La bande dessinée scientifique - les nouveaux territoires du documentaire

2021-07-02

Comme on peut considérer que la bande dessinée naît avec Hogarth [1697-1764], la BD scientifique pourrait aussi dater de plusieurs siècles. Après tout L’Encyclopédie [~1755] a bien mis en évidence l’importance du dessin et certains sous forme séquentielle. De même, parmi les nombreux croquis et esquisses des architectes, anatomistes et artistes précédant l’entreprise diderotienne, certains donnent aussi à voir des proto-BD documentaires.

Plus près de nous, Marion Montaigne a connu avec Tu mourras moins bête (mais tu mourras quand même) (blog, 2008; album Ankama, 2011, dessin animé sur la chaîne franco-allemande Arte, 2016) un succès aussi extraordinaire qu’inattendu pour un tel sujet, sans nul doute lié à son sens de la vulgarisation qui s’appuie fortement sur l’humour.

De nombreux autres domaines et types d’approches scientifiques au sens large (des études des humanités—bien sûr l’histoire s’y trouve traitée sous des formes très diverses (des Sept vies de l’épervier de Cothias et Juillard, 1987, à « L’Affaire Joanovici », série de 2007 à 2012, de Nury et Vallée), mais aussi l’ethnologie (par ex. Davodeau, Les Ignorants, 2011) aux sciences dures en passant par la médecine) se sont révélés ces deux dernières décennies. Plus récemment, le livre de Nick Sousanis (Unflattening, thèse de doctorat défendue en 2015) a mis en évidence la possibilité de la recherche en bédé sur la bédé (comics-based research). Parallèlement, la « médecine graphique/graphic medicine » s’est pleinement développée surtout dans les pays anglo-saxons (https://www.graphicmedicine.org/), mais aussi en France (La Médecin, Lacombe et Luzzati, 2020). Enfin, des livres comme Alpha (2009 en allemand ; 2015, anglais) de l’Allemand Jens Harder ont même permis d’approcher les sciences dures à travers une BD expérimentale. Tout cela pose alors aussi des questions sur la vulgarisation : le concept de vulgarisation scientifique en BD est-il différent de la vulgarisation scientifique textuelle? Dans quelles conditions un tel savoir vulgarisateur se trouve légitimé par les milieux bédéistes, scientifiques et éducationnels?
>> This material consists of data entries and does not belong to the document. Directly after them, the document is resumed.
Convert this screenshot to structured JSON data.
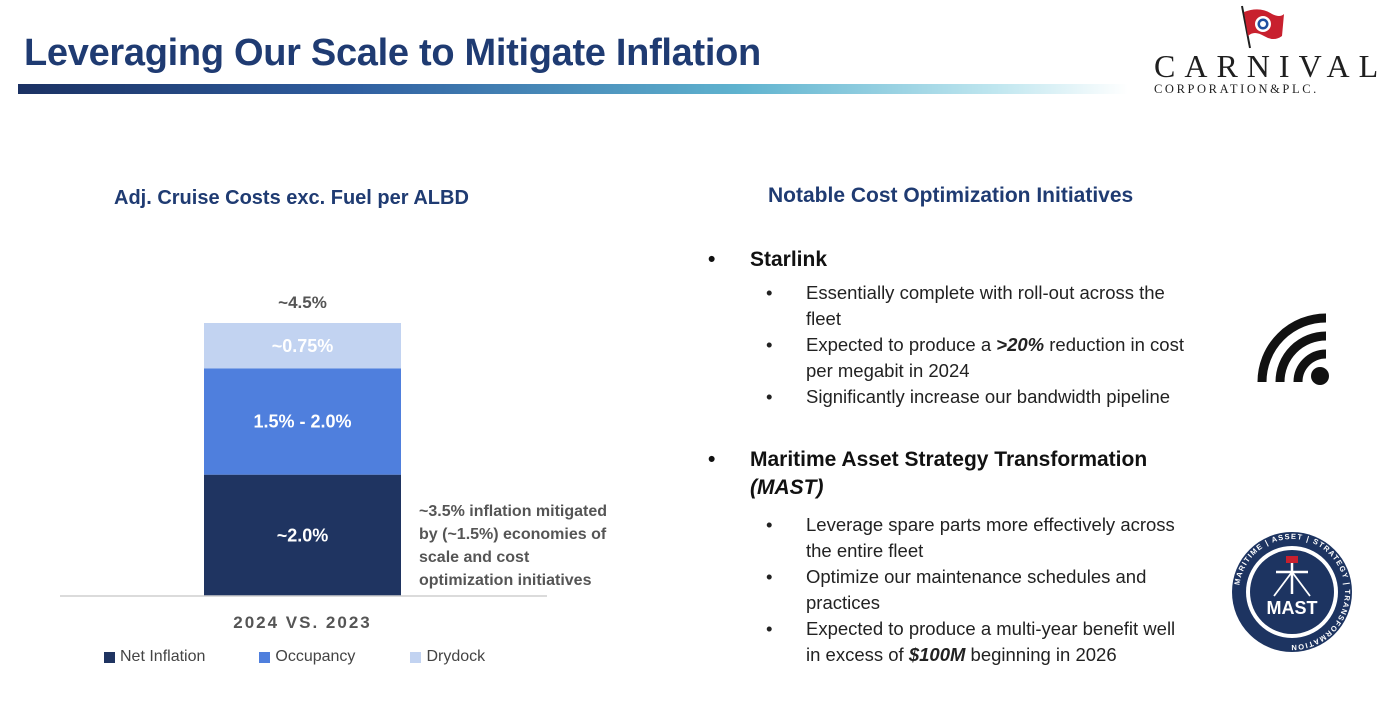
{
  "header": {
    "title": "Leveraging Our Scale to Mitigate Inflation",
    "logo_word": "CARNIVAL",
    "logo_sub": "CORPORATION&PLC."
  },
  "chart_data": {
    "type": "bar",
    "stacked": true,
    "title": "Adj. Cruise Costs exc. Fuel per ALBD",
    "categories": [
      "2024 VS. 2023"
    ],
    "total_label": "~4.5%",
    "series": [
      {
        "name": "Net Inflation",
        "value": 2.0,
        "label": "~2.0%",
        "color": "#1f3461",
        "label_color": "#ffffff"
      },
      {
        "name": "Occupancy",
        "value": 1.75,
        "label": "1.5% - 2.0%",
        "color": "#4f7fdd",
        "label_color": "#ffffff"
      },
      {
        "name": "Drydock",
        "value": 0.75,
        "label": "~0.75%",
        "color": "#c2d3f1",
        "label_color": "#ffffff"
      }
    ],
    "annotation": [
      "~3.5% inflation mitigated",
      "by (~1.5%) economies of",
      "scale and cost",
      "optimization initiatives"
    ],
    "ylim": [
      0,
      4.5
    ],
    "grid": false,
    "legend_position": "bottom"
  },
  "initiatives": {
    "title": "Notable Cost Optimization Initiatives",
    "bullet": "•",
    "starlink": {
      "heading": "Starlink",
      "items": [
        {
          "line1": "Essentially complete with roll-out across the",
          "line2": "fleet"
        },
        {
          "pre": "Expected to produce a ",
          "emph": ">20%",
          "post": " reduction in cost",
          "line2": "per megabit in 2024"
        },
        {
          "line1": "Significantly increase our bandwidth pipeline",
          "line2": ""
        }
      ]
    },
    "mast": {
      "heading": "Maritime Asset Strategy Transformation",
      "heading2": "(MAST)",
      "items": [
        {
          "line1": "Leverage spare parts more effectively across",
          "line2": "the entire fleet"
        },
        {
          "line1": "Optimize our maintenance schedules and",
          "line2": "practices"
        },
        {
          "line1": "Expected to produce a multi-year benefit well",
          "pre": "in excess of ",
          "emph": "$100M",
          "post": " beginning in 2026"
        }
      ],
      "badge_text": "MAST",
      "badge_ring_text": "MARITIME | ASSET | STRATEGY | TRANSFORMATION"
    }
  },
  "colors": {
    "brand_navy": "#1f3b72",
    "net_inflation": "#1f3461",
    "occupancy": "#4f7fdd",
    "drydock": "#c2d3f1",
    "mast_badge": "#1d3461"
  }
}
Ce domaine de la BD scientifique documentaire ne s’est pas développé seulement en Occident mais dans d’autres pays comme le Japon; depuis longtemps le manga scientifique parmi beaucoup d’autres genres (dont le manga documentaire), connait un succès certain (par ex.  Japan, Inc. : Introduction to Japanese Economics, par Ishinomori Shotaro ,1988 à The Manga Guide to Molecular Biology, par Masaharu Takemura, 2009).
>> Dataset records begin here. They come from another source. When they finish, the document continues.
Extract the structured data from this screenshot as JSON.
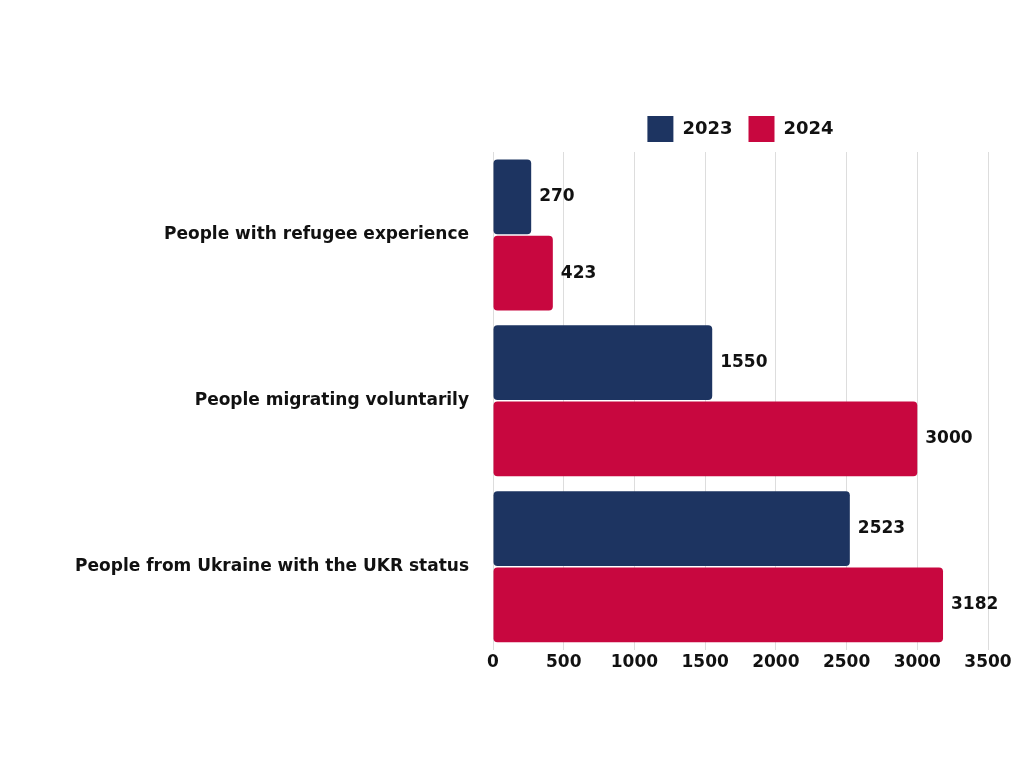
{
  "chart_data": {
    "type": "bar",
    "orientation": "horizontal",
    "categories": [
      "People with refugee experience",
      "People migrating voluntarily",
      "People from Ukraine with the UKR status"
    ],
    "series": [
      {
        "name": "2023",
        "color": "#1d3461",
        "values": [
          270,
          1550,
          2523
        ]
      },
      {
        "name": "2024",
        "color": "#c8073f",
        "values": [
          423,
          3000,
          3182
        ]
      }
    ],
    "xlim": [
      0,
      3500
    ],
    "xticks": [
      0,
      500,
      1000,
      1500,
      2000,
      2500,
      3000,
      3500
    ],
    "grid": true,
    "legend": "top",
    "data_labels": true
  }
}
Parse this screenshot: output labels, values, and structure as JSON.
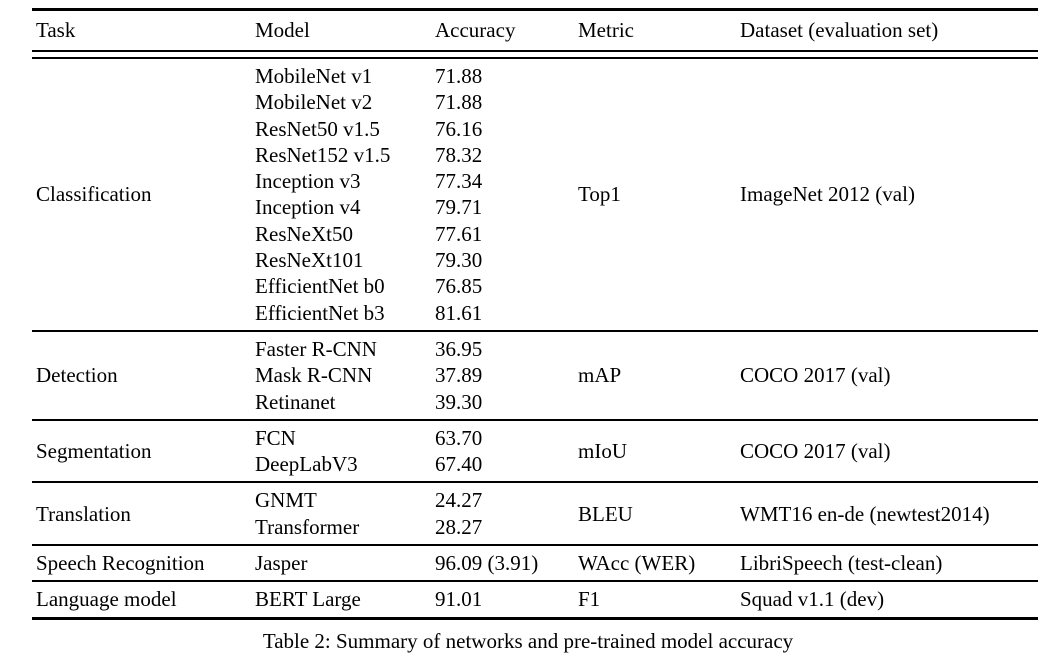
{
  "table": {
    "headers": {
      "task": "Task",
      "model": "Model",
      "accuracy": "Accuracy",
      "metric": "Metric",
      "dataset": "Dataset (evaluation set)"
    },
    "sections": [
      {
        "task": "Classification",
        "metric": "Top1",
        "dataset": "ImageNet 2012 (val)",
        "models": [
          {
            "name": "MobileNet v1",
            "accuracy": "71.88"
          },
          {
            "name": "MobileNet v2",
            "accuracy": "71.88"
          },
          {
            "name": "ResNet50 v1.5",
            "accuracy": "76.16"
          },
          {
            "name": "ResNet152 v1.5",
            "accuracy": "78.32"
          },
          {
            "name": "Inception v3",
            "accuracy": "77.34"
          },
          {
            "name": "Inception v4",
            "accuracy": "79.71"
          },
          {
            "name": "ResNeXt50",
            "accuracy": "77.61"
          },
          {
            "name": "ResNeXt101",
            "accuracy": "79.30"
          },
          {
            "name": "EfficientNet b0",
            "accuracy": "76.85"
          },
          {
            "name": "EfficientNet b3",
            "accuracy": "81.61"
          }
        ]
      },
      {
        "task": "Detection",
        "metric": "mAP",
        "dataset": "COCO 2017 (val)",
        "models": [
          {
            "name": "Faster R-CNN",
            "accuracy": "36.95"
          },
          {
            "name": "Mask R-CNN",
            "accuracy": "37.89"
          },
          {
            "name": "Retinanet",
            "accuracy": "39.30"
          }
        ]
      },
      {
        "task": "Segmentation",
        "metric": "mIoU",
        "dataset": "COCO 2017 (val)",
        "models": [
          {
            "name": "FCN",
            "accuracy": "63.70"
          },
          {
            "name": "DeepLabV3",
            "accuracy": "67.40"
          }
        ]
      },
      {
        "task": "Translation",
        "metric": "BLEU",
        "dataset": "WMT16 en-de (newtest2014)",
        "models": [
          {
            "name": "GNMT",
            "accuracy": "24.27"
          },
          {
            "name": "Transformer",
            "accuracy": "28.27"
          }
        ]
      },
      {
        "task": "Speech Recognition",
        "metric": "WAcc (WER)",
        "dataset": "LibriSpeech (test-clean)",
        "models": [
          {
            "name": "Jasper",
            "accuracy": "96.09 (3.91)"
          }
        ]
      },
      {
        "task": "Language model",
        "metric": "F1",
        "dataset": "Squad v1.1 (dev)",
        "models": [
          {
            "name": "BERT Large",
            "accuracy": "91.01"
          }
        ]
      }
    ],
    "caption": "Table 2: Summary of networks and pre-trained model accuracy"
  }
}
La revue Alternative francophone cherche des articles sur les points suggérés dans cet appel, autour de la BD scientifique documentaire. Des articles en anglais sont aussi acceptés.
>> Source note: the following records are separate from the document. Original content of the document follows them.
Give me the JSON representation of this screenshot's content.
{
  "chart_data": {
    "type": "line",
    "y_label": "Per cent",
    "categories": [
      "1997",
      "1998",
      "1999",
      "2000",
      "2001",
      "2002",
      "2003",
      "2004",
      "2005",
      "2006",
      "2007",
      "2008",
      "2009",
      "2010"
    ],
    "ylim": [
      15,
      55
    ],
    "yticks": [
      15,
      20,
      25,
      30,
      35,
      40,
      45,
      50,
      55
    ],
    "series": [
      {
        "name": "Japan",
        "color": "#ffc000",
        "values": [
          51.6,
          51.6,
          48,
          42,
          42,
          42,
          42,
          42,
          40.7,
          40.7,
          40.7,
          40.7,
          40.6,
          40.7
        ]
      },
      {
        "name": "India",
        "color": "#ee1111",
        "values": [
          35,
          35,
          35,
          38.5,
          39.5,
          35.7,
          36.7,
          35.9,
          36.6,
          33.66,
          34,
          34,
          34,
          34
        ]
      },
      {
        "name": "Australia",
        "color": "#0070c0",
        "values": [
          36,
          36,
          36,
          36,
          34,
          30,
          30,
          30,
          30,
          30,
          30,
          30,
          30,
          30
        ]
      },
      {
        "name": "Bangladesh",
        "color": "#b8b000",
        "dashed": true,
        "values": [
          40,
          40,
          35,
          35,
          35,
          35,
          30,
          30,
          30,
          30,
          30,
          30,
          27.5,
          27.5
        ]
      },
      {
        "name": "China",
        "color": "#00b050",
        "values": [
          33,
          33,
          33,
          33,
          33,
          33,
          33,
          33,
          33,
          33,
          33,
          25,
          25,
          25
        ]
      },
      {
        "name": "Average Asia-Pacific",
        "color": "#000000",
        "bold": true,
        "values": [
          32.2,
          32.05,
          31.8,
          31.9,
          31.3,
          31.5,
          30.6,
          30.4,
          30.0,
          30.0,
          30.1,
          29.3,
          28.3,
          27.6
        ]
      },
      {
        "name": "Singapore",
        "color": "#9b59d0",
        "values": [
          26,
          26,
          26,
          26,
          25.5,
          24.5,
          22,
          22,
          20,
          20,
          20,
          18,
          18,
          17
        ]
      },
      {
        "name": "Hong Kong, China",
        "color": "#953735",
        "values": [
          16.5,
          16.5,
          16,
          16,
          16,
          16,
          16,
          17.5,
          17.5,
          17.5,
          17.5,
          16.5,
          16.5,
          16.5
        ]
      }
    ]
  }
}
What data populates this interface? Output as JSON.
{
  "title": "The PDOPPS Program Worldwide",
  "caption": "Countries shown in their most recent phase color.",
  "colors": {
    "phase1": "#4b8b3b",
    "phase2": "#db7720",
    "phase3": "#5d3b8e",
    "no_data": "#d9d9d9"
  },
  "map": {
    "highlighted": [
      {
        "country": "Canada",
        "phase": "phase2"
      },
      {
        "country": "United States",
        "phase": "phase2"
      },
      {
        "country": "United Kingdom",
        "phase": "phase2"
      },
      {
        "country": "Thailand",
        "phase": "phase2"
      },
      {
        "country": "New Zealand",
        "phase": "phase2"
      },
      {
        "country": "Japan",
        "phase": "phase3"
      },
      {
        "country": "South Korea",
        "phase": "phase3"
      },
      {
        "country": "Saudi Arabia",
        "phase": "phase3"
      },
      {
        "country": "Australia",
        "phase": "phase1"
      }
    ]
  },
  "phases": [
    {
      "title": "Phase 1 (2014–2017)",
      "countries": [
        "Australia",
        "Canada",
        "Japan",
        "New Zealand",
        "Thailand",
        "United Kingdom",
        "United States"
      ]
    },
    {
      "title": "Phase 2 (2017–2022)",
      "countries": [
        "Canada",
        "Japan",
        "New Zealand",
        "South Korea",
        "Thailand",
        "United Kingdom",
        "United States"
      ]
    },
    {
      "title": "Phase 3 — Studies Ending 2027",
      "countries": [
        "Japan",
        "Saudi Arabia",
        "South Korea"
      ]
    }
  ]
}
Envoyez-nous une proposition de 500 mots dont environ 100 pour la bio-bibliographie et 100 pour une bibliographie scientifique de base pour l’article (théorie, méthodologie, …), … à :

bettina.egger@gmail.com et reynschi@ualberta.ca

-pour le 1er novembre 2021.

-notre réponse, le 15 décembre 2021

-les articles complets pour la mi-avril 2022

-les évaluations avec nos commentaires pour la fin mai 2022

-la version définitive pour la mi-août 2022.

-la publication fin 2022.

En décembre 2022, en collaboration avec l’université de l’Alberta et le Wirth Institute, ainsi qu’avec la galerie d’art CAVA à Edmonton, se tiendra aussi une exposition sous formes de posters, exposant les BD étudiées dans les articles publiés, d’abord à Edmonton (Alberta, Canada), puis potentiellement disponible pour voyager au Canada et au-delà.